Левый тапочек летит в сторону. Гражданин Залесский покорно сгибается в поклоне, шипя от боли. А как не согнуться, когда его кисть – за спиной, вывернута пальцами к затылку, стоит мне двинуть рукой…

– Ни звука! Дернешься – больно будет! Понял? Если понял – кивни!

Он медлит, и я слегка додавливаю. Теперь гражданин Залесский не шипит – стонет. Я же предупреждала!

– Ну что, сладкий мой, понял? Или руку сломать?

Кивок. Вот и хорошо!

– Теперь – вниз! Медленно!

Он подчиняется без звука – то ли перепуган до смерти, то ли о кентах у подъезда вспомнил. Но и я помню о них. Не помогут тебе кенты, писатель!

Руку не отпускаю, хотя бежать ему некуда. Пусть почувствует, ощутит каждую ступеньку. Выход! Уже? Да, уже.

– Стой! Налево, в подвал!

Подвал я приметила еще в первый свой визит. Дверь сорвана в незапамятные времена, ступеньки сбиты. Наверно, здешние пацаны подружек затаскивают – тискаться. Вот и мы этим делом займемся!

Ступеньки кончились. Вокруг темно, и я отпускаю его руку.

Отбрасываю гражданина Залесского к стене.

– Стоять! Дернешься – стреляю. У меня глушитель – не услышат!

Кажется, поверил. Дыхание стало чаще – страшно! А мне каково, ублюдок?

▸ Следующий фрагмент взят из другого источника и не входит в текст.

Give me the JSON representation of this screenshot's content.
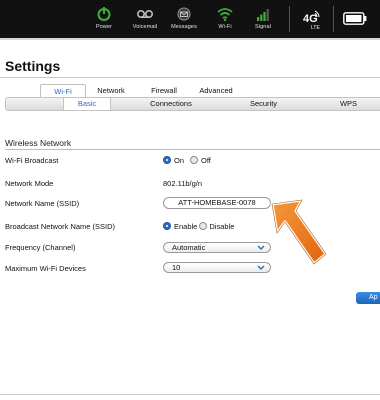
{
  "status_bar": {
    "items": [
      {
        "label": "Power",
        "icon": "power-icon",
        "color": "#3fae3f"
      },
      {
        "label": "Voicemail",
        "icon": "voicemail-icon",
        "color": "#bdbdbd"
      },
      {
        "label": "Messages",
        "icon": "messages-icon",
        "color": "#bdbdbd"
      },
      {
        "label": "Wi-Fi",
        "icon": "wifi-icon",
        "color": "#3fae3f"
      },
      {
        "label": "Signal",
        "icon": "signal-icon",
        "color": "#3fae3f"
      }
    ],
    "network_icon": "4g-lte-icon",
    "battery_icon": "battery-icon"
  },
  "page": {
    "title": "Settings"
  },
  "tabs": {
    "primary": [
      "Wi-Fi",
      "Network",
      "Firewall",
      "Advanced"
    ],
    "primary_active": "Wi-Fi",
    "secondary": [
      "Basic",
      "Connections",
      "Security",
      "WPS"
    ],
    "secondary_active": "Basic"
  },
  "wireless": {
    "section_title": "Wireless Network",
    "broadcast": {
      "label": "Wi-Fi Broadcast",
      "options": [
        "On",
        "Off"
      ],
      "selected": "On"
    },
    "mode": {
      "label": "Network Mode",
      "value": "802.11b/g/n"
    },
    "ssid": {
      "label": "Network Name (SSID)",
      "value": "ATT-HOMEBASE-0078"
    },
    "broadcast_ssid": {
      "label": "Broadcast Network Name (SSID)",
      "options": [
        "Enable",
        "Disable"
      ],
      "selected": "Enable"
    },
    "channel": {
      "label": "Frequency (Channel)",
      "value": "Automatic"
    },
    "max_devices": {
      "label": "Maximum Wi-Fi Devices",
      "value": "10"
    }
  },
  "apply_label": "Ap",
  "colors": {
    "accent": "#2a6ebb",
    "arrow": "#f07d1d",
    "topbar": "#111111"
  }
}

– Ну, добрый вечер, Олег Авраамович!

– Добрый… добрый вечер…

– Отвечать будете тихо и короткими фразами. Ясно?

– Ясно! Но Эра Игнатьевна, почему?!

Очнулся! Рано очнулся, самое интересное впереди!

Я прислушиваюсь – наверху тихо. Из квартиры никто не вышел, кенты колесят на улице. Вот и славно! Спросить о пленке? Нет, ведь есть еще и распечатка, значит, не вслепую работал!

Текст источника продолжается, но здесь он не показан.